The sheer number of proteins found in Lewy bodies tells a story about what happens inside a struggling neuron. Many of these proteins belong to the cell’s quality-control systems, its protein-disposal pathways, or its internal structural framework. Their presence suggests that Lewy bodies aren’t just passive deposits. They form at the intersection of multiple failing cellular processes.

Lipids and Cellular Debris

For decades, researchers assumed Lewy bodies were purely protein aggregates. That view has shifted. Advanced microscopy techniques have revealed that many Lewy bodies also contain crowded organelles, lipid membranes, and membrane-bound vesicles tangled in with the protein fibers.

When scientists stain Lewy bodies with lipid-sensitive dyes, the signal overlaps heavily with the alpha-synuclein signal, indicating that fats and protein are intermingled throughout the structure. This makes biological sense: alpha-synuclein in its healthy form binds to cell membranes, so when it misfolds and aggregates, it likely drags membrane fragments along with it. Laboratory models show that alpha-synuclein-rich inclusions accumulate vesicles from the cell’s transport and recycling systems (endosomes, lysosomes, and Golgi-derived vesicles) while generally excluding flat membrane structures like the endoplasmic reticulum.

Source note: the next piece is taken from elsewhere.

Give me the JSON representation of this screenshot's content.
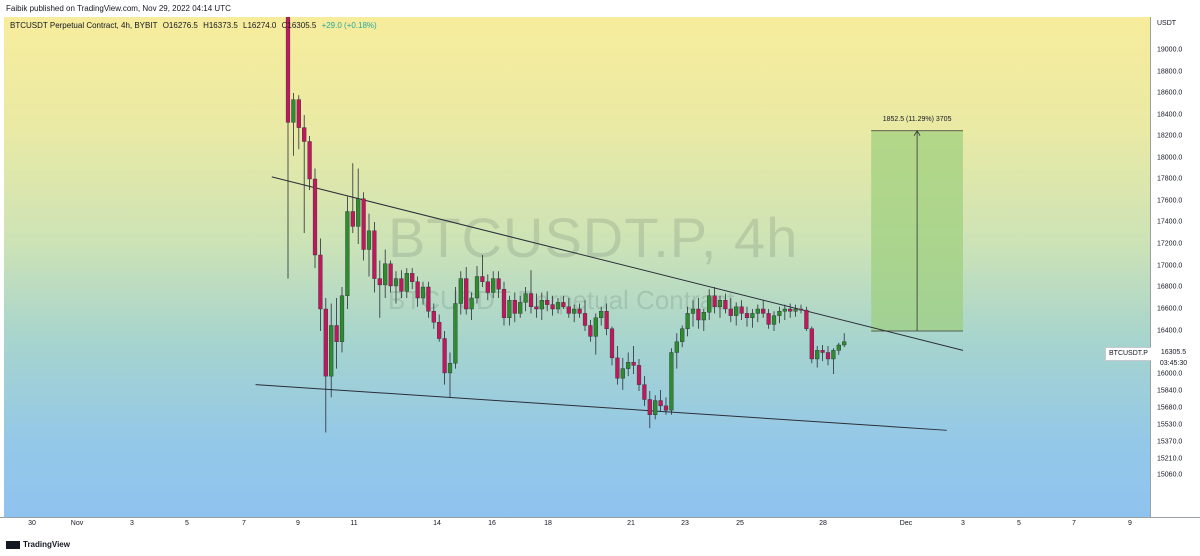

Mitochondria, the cell’s energy-producing structures, are sometimes found closely associated with the edges of Lewy bodies, though they don’t appear to be trapped inside the inclusions themselves. This proximity may reflect the well-documented relationship between alpha-synuclein toxicity and mitochondrial damage in Parkinson’s disease.

Why the Composition Matters

Knowing what Lewy bodies are made of has practical consequences. The discovery that alpha-synuclein filaments fold into disease-specific shapes has opened the door to new diagnostic tools. Using cryo-electron microscopy, researchers can now resolve the atomic structure of these filaments at resolutions around 3.3 angstroms. Different diseases produce filaments with distinct folds: Parkinson’s disease filaments look different from those in multiple system atrophy, another alpha-synuclein disorder. These structural differences are being used to develop blood and spinal fluid tests that can distinguish between diseases during a patient’s lifetime, rather than only at autopsy.

The complex mix of proteins, lipids, and organelles inside Lewy bodies also reshapes how scientists think about treatment. If Lewy bodies were simple protein clumps, dissolving the alpha-synuclein might be enough. But their composition suggests they represent a broader collapse of the neuron’s ability to manage its internal waste, maintain its structure, and keep its membranes organized. Effective therapies will likely need to address more than just the alpha-synuclein itself.